You are viewing a plain text version of this content. The canonical link for it is here.
Posted to common-user@hadoop.apache.org by Tom Melendez <to...@supertom.com> on 2011/07/27 08:28:36 UTC

questions regarding data storage and inputformat

Hi Folks,

I have a bunch of binary files which I've stored in a sequencefile.
The name of the file is the key, the data is the value and I've stored
them sorted by key.  (I'm not tied to using a sequencefile for this).
The current test data is only 50MB, but the real data will be 500MB -
1GB.

My M/R job requires that it's input be several of these records in the
sequence file, which is determined by the key.  The sorting mentioned
above keeps these all packed together.

1. Any reason not to use a sequence file for this?  Perhaps a mapfile?
 Since I've sorted it, I don't need "random" accesses, but I do need
to be aware of the keys, as I need to be sure that I get all of the
relevant keys sent to a given mapper

2. Looks like I want a custom inputformat for this, extending
SequenceFileInputFormat.  Do you agree?  I'll gladly take some
opinions on this, as I ultimately want to split the based on what's in
the file, which might be a little unorthodox.

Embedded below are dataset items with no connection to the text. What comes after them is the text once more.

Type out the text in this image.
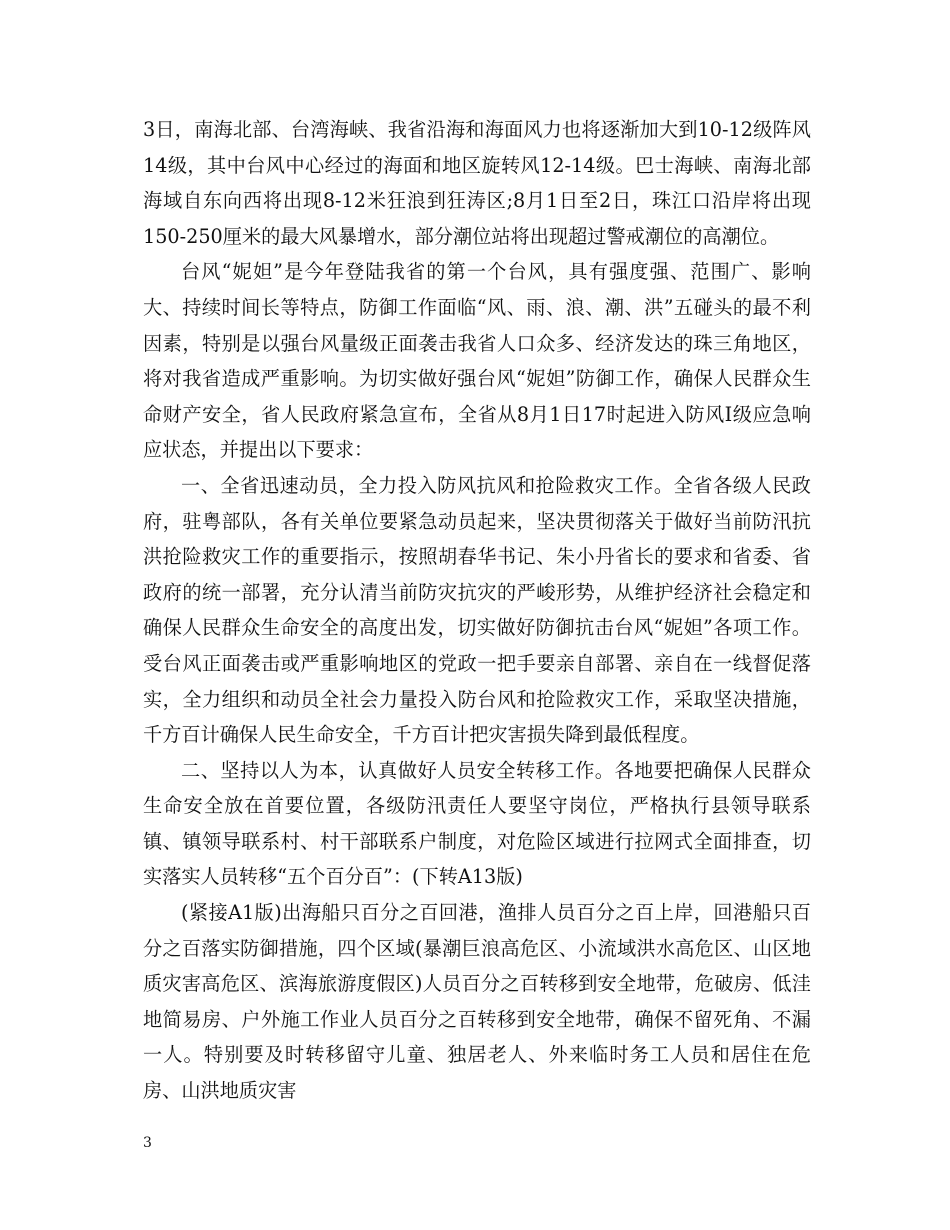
3日，南海北部、台湾海峡、我省沿海和海面风力也将逐渐加大到10-12级阵风14级，其中台风中心经过的海面和地区旋转风12-14级。巴士海峡、南海北部海域自东向西将出现8-12米狂浪到狂涛区;8月1日至2日，珠江口沿岸将出现150-250厘米的最大风暴增水，部分潮位站将出现超过警戒潮位的高潮位。

台风“妮妲”是今年登陆我省的第一个台风，具有强度强、范围广、影响大、持续时间长等特点，防御工作面临“风、雨、浪、潮、洪”五碰头的最不利因素，特别是以强台风量级正面袭击我省人口众多、经济发达的珠三角地区，将对我省造成严重影响。为切实做好强台风“妮妲”防御工作，确保人民群众生命财产安全，省人民政府紧急宣布，全省从8月1日17时起进入防风Ⅰ级应急响应状态，并提出以下要求：

一、全省迅速动员，全力投入防风抗风和抢险救灾工作。全省各级人民政府，驻粤部队，各有关单位要紧急动员起来，坚决贯彻落关于做好当前防汛抗洪抢险救灾工作的重要指示，按照胡春华书记、朱小丹省长的要求和省委、省政府的统一部署，充分认清当前防灾抗灾的严峻形势，从维护经济社会稳定和确保人民群众生命安全的高度出发，切实做好防御抗击台风“妮妲”各项工作。受台风正面袭击或严重影响地区的党政一把手要亲自部署、亲自在一线督促落实，全力组织和动员全社会力量投入防台风和抢险救灾工作，采取坚决措施，千方百计确保人民生命安全，千方百计把灾害损失降到最低程度。

二、坚持以人为本，认真做好人员安全转移工作。各地要把确保人民群众生命安全放在首要位置，各级防汛责任人要坚守岗位，严格执行县领导联系镇、镇领导联系村、村干部联系户制度，对危险区域进行拉网式全面排查，切实落实人员转移“五个百分百”：(下转A13版)

(紧接A1版)出海船只百分之百回港，渔排人员百分之百上岸，回港船只百分之百落实防御措施，四个区域(暴潮巨浪高危区、小流域洪水高危区、山区地质灾害高危区、滨海旅游度假区)人员百分之百转移到安全地带，危破房、低洼地简易房、户外施工作业人员百分之百转移到安全地带，确保不留死角、不漏一人。特别要及时转移留守儿童、独居老人、外来临时务工人员和居住在危房、山洪地质灾害

3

3. Another idea might be create separate seq files for chunk of
records and make them non-splittable, ensuring that they go to a
single mapper.  Assuming I can get away with this, see any pros/cons
with that approach?

Thanks,

Tom

-- 
===================
Skybox is hiring.
http://www.skyboximaging.com/careers/jobs

Re: questions regarding data storage and inputformat

Posted by Joey Echeverria <jo...@cloudera.com>.
You could either use a custom RecordReader or you could override the
run() method on your Mapper class to do the merging before calling the
map() method.

-Joey

On Wed, Jul 27, 2011 at 11:09 AM, Tom Melendez <to...@supertom.com> wrote:
>>
>>> 3. Another idea might be create separate seq files for chunk of
>>> records and make them non-splittable, ensuring that they go to a
>>> single mapper.  Assuming I can get away with this, see any pros/cons
>>> with that approach?
>>
>> Separate sequence files would require the least amount of custom code.
>>
>
> Thanks for the response, Joey.
>
> So, if I were to do the above, I would still need a custom record
> reader to put all the keys and values together, right?
>
> Thanks,
>
> Tom
>
> --
> ===================
> Skybox is hiring.
> http://www.skyboximaging.com/careers/jobs
>



-- 
Joseph Echeverria
Cloudera, Inc.
443.305.9434

Re: questions regarding data storage and inputformat

Posted by Tom Melendez <to...@supertom.com>.
>
>> 3. Another idea might be create separate seq files for chunk of
>> records and make them non-splittable, ensuring that they go to a
>> single mapper.  Assuming I can get away with this, see any pros/cons
>> with that approach?
>
> Separate sequence files would require the least amount of custom code.
>

Thanks for the response, Joey.

So, if I were to do the above, I would still need a custom record
reader to put all the keys and values together, right?

Thanks,

Tom

-- 
===================
Skybox is hiring.
http://www.skyboximaging.com/careers/jobs

Re: questions regarding data storage and inputformat

Posted by Joey Echeverria <jo...@cloudera.com>.
> 1. Any reason not to use a sequence file for this?  Perhaps a mapfile?
>  Since I've sorted it, I don't need "random" accesses, but I do need
> to be aware of the keys, as I need to be sure that I get all of the
> relevant keys sent to a given mapper

MapFile *may* be better here (see my answer for 2 below).

> 2. Looks like I want a custom inputformat for this, extending
> SequenceFileInputFormat.  Do you agree?  I'll gladly take some
> opinions on this, as I ultimately want to split the based on what's in
> the file, which might be a little unorthodox.

If you need to split based on where certain keys are in the file, then
a SequenceFile isn't a great solution. It would require that your
InputFormat scan through all of the data just to find split points.
Assuming you know what keys to split on ahead of time, you could use
MapFiles and find the exact split point more quickly.

> 3. Another idea might be create separate seq files for chunk of
> records and make them non-splittable, ensuring that they go to a
> single mapper.  Assuming I can get away with this, see any pros/cons
> with that approach?

Separate sequence files would require the least amount of custom code.

-Joey

-- 
Joseph Echeverria
Cloudera, Inc.
443.305.9434